The character first appeared on television in 1953 in a four-part series starring Frank Atkinson in the title role.

===Jackanory===
In July 1967 five Worzel Gummidge stories were read on Jackanory by Gordon Rollings. Worzel Gummidge Again was read in November 1974 (with one story tying in with Guy Fawkes Night) by Geoffrey Bayldon, who later appeared in the 1979-81 TV series.

===1979-81 television series===

Southern Television's production for ITV was written by Keith Waterhouse and Willis Hall, and starred Jon Pertwee as Worzel, with Una Stubbs as Aunt Sally, a life-size fairground doll and Worzel's femme fatale. This was a significant change from the original books, where Aunt Sally is, in fact, Worzel's aunt. The Crowman, who made Worzel and some of his other scarecrow friends, was played by Geoffrey Bayldon (who read Worzel Gummidge Again in November 1974 on BBC1's Jackanory), better known for his starring role as the title character of Catweazle. Bill Maynard also appeared as a scarecrow called Sergeant Beetroot.

===Worzel Gummidge Down Under===

Television New Zealand and Channel 4 collaborated on a follow-up programme that ran for two series in 1987 and 1989, with Worzel Gummidge and Aunt Sally, still played by Pertwee and Stubbs, relocated to New Zealand.
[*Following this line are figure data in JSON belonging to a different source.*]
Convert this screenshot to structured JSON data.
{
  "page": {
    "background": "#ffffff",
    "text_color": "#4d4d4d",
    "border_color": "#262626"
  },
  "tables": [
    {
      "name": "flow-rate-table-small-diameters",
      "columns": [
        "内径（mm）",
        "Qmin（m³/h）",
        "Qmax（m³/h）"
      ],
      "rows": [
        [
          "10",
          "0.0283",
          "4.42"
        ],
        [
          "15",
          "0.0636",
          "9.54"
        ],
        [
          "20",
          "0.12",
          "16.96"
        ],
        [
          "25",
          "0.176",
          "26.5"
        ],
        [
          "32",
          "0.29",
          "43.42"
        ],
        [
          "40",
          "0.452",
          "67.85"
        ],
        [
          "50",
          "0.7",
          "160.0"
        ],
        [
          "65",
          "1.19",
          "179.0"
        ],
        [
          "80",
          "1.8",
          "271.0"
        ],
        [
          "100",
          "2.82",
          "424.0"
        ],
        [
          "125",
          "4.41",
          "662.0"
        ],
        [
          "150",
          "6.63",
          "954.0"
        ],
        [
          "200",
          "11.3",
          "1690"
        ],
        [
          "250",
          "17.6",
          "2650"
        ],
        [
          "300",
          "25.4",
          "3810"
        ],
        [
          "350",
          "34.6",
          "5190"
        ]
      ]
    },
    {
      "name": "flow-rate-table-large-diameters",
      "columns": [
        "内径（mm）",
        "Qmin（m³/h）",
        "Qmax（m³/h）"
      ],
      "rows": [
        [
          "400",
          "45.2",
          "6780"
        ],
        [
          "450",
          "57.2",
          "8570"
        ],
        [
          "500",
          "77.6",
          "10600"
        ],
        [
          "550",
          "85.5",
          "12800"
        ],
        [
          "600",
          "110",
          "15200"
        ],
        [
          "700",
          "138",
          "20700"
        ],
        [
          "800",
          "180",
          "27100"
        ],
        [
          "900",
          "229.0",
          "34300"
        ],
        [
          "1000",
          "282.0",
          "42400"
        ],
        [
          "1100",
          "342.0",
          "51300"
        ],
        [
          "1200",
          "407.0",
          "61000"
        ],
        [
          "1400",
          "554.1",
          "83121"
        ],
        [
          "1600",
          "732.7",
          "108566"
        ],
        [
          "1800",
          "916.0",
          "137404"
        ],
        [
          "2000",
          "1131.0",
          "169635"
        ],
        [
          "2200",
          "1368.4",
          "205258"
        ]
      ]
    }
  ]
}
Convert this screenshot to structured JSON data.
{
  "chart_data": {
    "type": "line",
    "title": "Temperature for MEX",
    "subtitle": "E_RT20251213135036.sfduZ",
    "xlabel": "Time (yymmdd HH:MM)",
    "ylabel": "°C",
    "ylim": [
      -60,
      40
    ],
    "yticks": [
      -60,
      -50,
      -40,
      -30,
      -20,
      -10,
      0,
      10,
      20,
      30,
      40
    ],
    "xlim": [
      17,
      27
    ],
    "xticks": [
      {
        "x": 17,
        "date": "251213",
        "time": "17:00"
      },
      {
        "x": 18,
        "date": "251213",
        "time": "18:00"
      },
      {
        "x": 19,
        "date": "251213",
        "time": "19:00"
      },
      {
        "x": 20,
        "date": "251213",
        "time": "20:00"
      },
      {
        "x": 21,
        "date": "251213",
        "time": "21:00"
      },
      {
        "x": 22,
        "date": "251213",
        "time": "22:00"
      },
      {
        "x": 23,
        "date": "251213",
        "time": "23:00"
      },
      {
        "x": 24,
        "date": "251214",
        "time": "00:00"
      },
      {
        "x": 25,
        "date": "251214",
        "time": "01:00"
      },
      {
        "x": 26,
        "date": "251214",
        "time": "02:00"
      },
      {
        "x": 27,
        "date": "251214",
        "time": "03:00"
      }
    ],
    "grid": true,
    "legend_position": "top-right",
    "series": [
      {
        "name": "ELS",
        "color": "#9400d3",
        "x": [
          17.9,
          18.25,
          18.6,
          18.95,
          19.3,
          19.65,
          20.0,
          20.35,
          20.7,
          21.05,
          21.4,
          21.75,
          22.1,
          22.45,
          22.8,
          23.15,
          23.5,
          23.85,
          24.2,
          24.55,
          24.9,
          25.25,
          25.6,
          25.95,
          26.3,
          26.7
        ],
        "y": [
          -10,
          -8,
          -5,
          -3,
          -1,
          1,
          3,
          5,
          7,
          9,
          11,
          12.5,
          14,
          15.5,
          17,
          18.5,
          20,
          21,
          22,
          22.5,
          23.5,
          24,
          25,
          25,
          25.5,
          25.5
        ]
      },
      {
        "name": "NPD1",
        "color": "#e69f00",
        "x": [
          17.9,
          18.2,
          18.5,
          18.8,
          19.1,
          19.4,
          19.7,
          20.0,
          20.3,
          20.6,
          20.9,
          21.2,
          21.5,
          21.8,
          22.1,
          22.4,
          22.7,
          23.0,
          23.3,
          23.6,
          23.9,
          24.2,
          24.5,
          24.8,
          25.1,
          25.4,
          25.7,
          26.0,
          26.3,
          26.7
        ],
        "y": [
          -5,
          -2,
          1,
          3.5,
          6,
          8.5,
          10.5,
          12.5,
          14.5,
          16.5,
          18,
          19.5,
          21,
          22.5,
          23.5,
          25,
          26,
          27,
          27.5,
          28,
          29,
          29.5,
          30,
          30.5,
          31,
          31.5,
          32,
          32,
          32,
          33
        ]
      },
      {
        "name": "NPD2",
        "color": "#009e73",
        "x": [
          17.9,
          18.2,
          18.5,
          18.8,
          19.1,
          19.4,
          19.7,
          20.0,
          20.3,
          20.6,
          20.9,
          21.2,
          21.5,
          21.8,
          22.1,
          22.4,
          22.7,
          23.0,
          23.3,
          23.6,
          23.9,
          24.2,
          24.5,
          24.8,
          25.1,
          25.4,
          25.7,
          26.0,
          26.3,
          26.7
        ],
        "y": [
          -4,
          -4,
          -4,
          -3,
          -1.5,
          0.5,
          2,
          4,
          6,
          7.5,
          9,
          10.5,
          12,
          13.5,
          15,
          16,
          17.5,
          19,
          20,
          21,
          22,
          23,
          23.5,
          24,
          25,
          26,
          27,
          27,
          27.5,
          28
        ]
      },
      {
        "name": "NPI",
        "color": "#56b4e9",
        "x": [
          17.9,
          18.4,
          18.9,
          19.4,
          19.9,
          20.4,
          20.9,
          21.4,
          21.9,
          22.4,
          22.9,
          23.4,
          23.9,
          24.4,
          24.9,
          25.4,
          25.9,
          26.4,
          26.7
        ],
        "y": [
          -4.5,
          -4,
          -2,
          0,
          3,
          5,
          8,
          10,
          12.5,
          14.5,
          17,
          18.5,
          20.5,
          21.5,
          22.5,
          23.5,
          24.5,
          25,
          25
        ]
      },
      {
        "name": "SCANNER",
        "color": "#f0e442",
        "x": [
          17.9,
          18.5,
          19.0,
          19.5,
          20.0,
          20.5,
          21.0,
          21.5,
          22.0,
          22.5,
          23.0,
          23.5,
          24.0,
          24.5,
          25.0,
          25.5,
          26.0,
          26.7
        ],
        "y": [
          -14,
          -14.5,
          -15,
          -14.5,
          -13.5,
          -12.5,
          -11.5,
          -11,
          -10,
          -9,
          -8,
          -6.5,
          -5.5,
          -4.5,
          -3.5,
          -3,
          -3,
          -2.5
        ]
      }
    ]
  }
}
===Worzel Gummidge (2019 adaptation)===

A new adaptation of Worzel Gummidge was broadcast by the BBC from 2019, starring Mackenzie Crook, who also wrote and directed the series. A total of six episodes were recorded across two series. Other cast members included Rosie Cavaliero and Steve Pemberton as Reenie and Henry Braithwaite, Francesca Mills as Earthy Mangold, Tim Plester as Clarty, and Vicki Pepperdine as Aunt Sally.